The other day I was at an event for incoming senior social work majors who are looking for internships. At the end of presentations, two students came up to me expressing interest in interning with the Homeless Coalition.
This, of course, was exciting. We want more social workers and future social workers to be involved in the work of the Coalition. Adding to the excitement; the two students explained how their interest in the work of our organization began.
The first student explained that in high-school she had taken part in our Streetvibes Distributor Shadow; an opportunity for participants to walk and talk with one of our many Distributors, learning about her or his experience of homelessness, while attempting to sell Streetvibes to the general public. Afterward, the participants discuss with our staff and Distributor the ways in which people reacted to them and what systematically may have caused those reactions.
The second student explained that in high-school she had taken part in our Citywide Shantytown; an annual event in which students from around the county set up shantytowns on their campuses. The purpose is not to “experience homelessness” because homelessness cannot be mimicked by people who are housed. Instead, the purpose is to get students together so that they can hear the stories of one of our Speakers’ Bureau Speakers who has experienced homelessness and learn about the systematic causes of homelessness from one of our staff and eventually discuss solutions. While doing this, students, faculty, parents and other community members are spurred to ask what is going on thus starting new conversations about the realities of homelessness in Cincinnati. These are two examples of public education programs we offer.
In addition to our Streetvibes Distributor Shadow and Citywide Shantytown we also complete over 100 Speaker’s Bureau speaking engagements in area school, universities, faith settings and civic groups annually.
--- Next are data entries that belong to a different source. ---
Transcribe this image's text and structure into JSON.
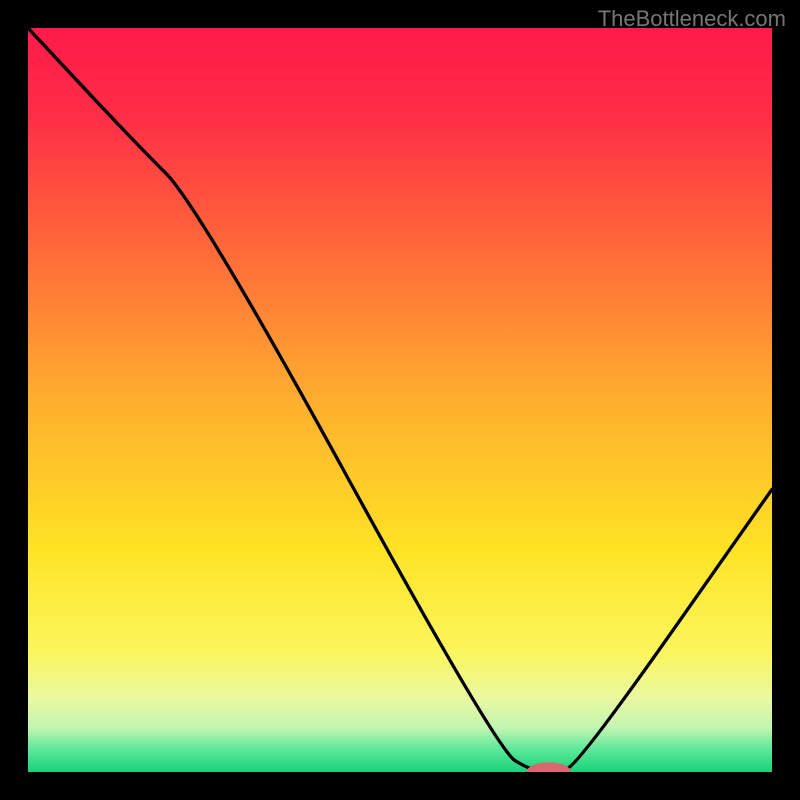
{
  "watermark": "TheBottleneck.com",
  "chart_data": {
    "type": "line",
    "title": "",
    "xlabel": "",
    "ylabel": "",
    "xlim": [
      0,
      100
    ],
    "ylim": [
      0,
      100
    ],
    "background_gradient": {
      "stops": [
        {
          "offset": 0.0,
          "color": "#ff1a4a"
        },
        {
          "offset": 0.12,
          "color": "#ff2e46"
        },
        {
          "offset": 0.3,
          "color": "#ff6a3a"
        },
        {
          "offset": 0.5,
          "color": "#ffae2e"
        },
        {
          "offset": 0.7,
          "color": "#ffe324"
        },
        {
          "offset": 0.84,
          "color": "#fbf65e"
        },
        {
          "offset": 0.9,
          "color": "#eaf8a0"
        },
        {
          "offset": 0.94,
          "color": "#c3f6b2"
        },
        {
          "offset": 0.97,
          "color": "#5be89a"
        },
        {
          "offset": 1.0,
          "color": "#19d27a"
        }
      ]
    },
    "series": [
      {
        "name": "bottleneck-curve",
        "style": "line",
        "color": "#000000",
        "x": [
          0,
          14,
          23,
          63,
          68,
          71,
          74,
          100
        ],
        "y": [
          100,
          85,
          76,
          3,
          0,
          0,
          1,
          38
        ]
      }
    ],
    "marker": {
      "name": "optimal-point",
      "cx": 70,
      "cy": 0,
      "rx": 3.0,
      "ry": 1.3,
      "color": "#d8676e"
    }
  }
}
We offer a Social Justice Walking tour; participants walk with us learning about affordable housing, gentrification, displacement and solutions that are right in front of them. Groups of college students from local schools and from around the country also join us for a week at a time. Half of their time is spent volunteering with our direct-service member organizations and learning what they do and why. The other half of their time is spent with our Streetvibes Distributors, Speakers and Director of Education learning about the systems, politics, legislation and societal decisions that cause homelessness and poverty. Every year we reach thousands of people with the truths of homelessness and the ways to end homelessness.
When years later someone tells us they are involved or want to be involved in ending homelessness or when we are at city hall speaking for new legislation and a group of people show up in support or we get a note from someone saying she or he went back to school and changed their major in order to be involved in the fight for economic justice or perhaps they started a group on their campus; when we hear this we are so thankful. We are thankful to work for an organization whose mission statement specifically says that a part of ending homelessness is educating the general public. Getting this feedback, means that our education programs are having success; attitudes are being changed; empathy is being fostered and passions are being found.
The most important part of our public education programs that makes them effective is the fact that people who are currently or have in the past experienced homelessness are in leadership roles. It’s one thing for our staff to share the systematic causes of homelessness with a group, it is a whole other thing for someone who has experienced homelessness to tell her or his story and show the group on a personal level why ending homelessness is so important.
Of course, I could not say all of this without mentioning that our public education programing requires funding. We pay our Speakers shadowed Distributors. While they would probably do the work for free; we know that their work is very valuable and deserves an income. We also employ a Director of Education who pulls all of this together in what really could be more than one full-time job. In the case of most of our education programs, the participating organizations pay a small fee which we are thankful for but very partially covers our cost. If a group cannot afford the fee, we still go because this is a part of our mission. Donations and grants have to make up the difference for us to continue this work and grow it because the need is certainly greater that we are currently able to meet.